Christopher Crawford
- Full name: Christopher Lee Crawford
- Country (sports): United States
- Born: July 31, 1939 Chicago, Illinois
- Died: November 15, 2012 (aged 73) San Antonio, Texas

Singles

Grand Slam singles results
- Australian Open: 3R (1959)
- Wimbledon: 4R (1961)
- US Open: 4R (1958, 1961)

= Christopher Crawford (tennis) =

American tennis player

Christopher Lee Crawford (31 July 1939 – 15 November 2012) was an American tennis player.

Chicago-born Crawford grew up in Piedmont, California, attending Piedmont High School and Menlo College.
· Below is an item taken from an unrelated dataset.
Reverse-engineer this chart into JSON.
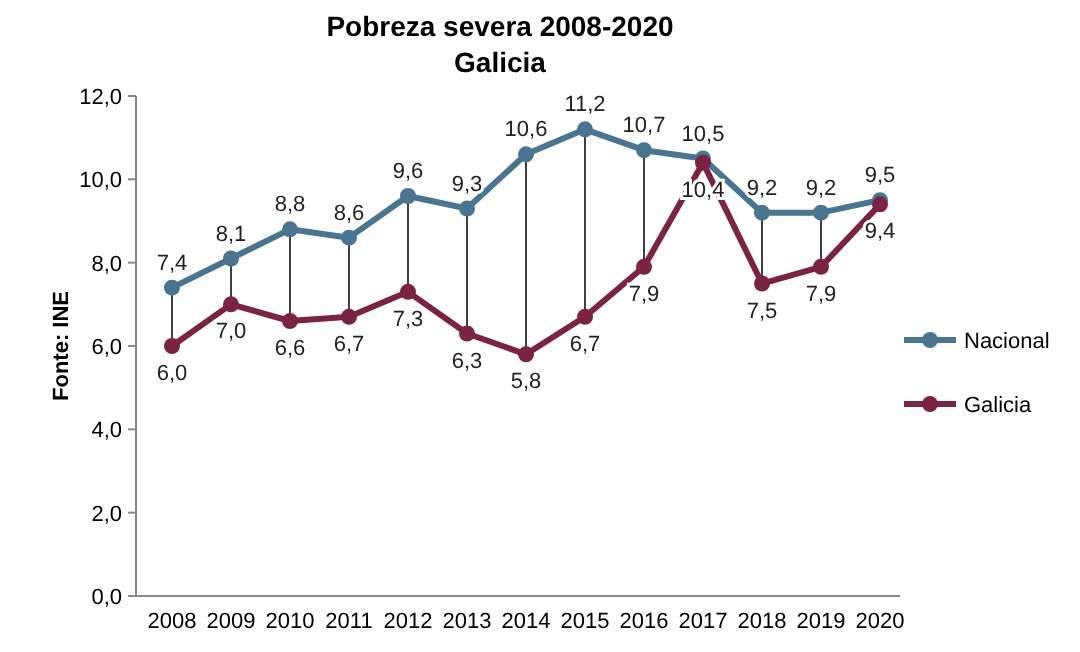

An Orange Bowl champion in 1957, Crawford earned his first selection to the U.S. Davis Cup squad the following year, but didn't play in the team until a 1961 tie against the Caribbean In what would be his only Davis Cup appearance, he won both of his singles rubbers in straight sets. In 1961 he also had a notable performance at the Wimbledon Championships, where he beat the third-seeded Nicola Pietrangeli to make the round of 16.

Crawford, who played collegiate tennis for the University of Corpus Christi, is a member of the Texas Tennis Hall of Fame. He was living in Texas when he died of prostate cancer in 2012 at the age of 73.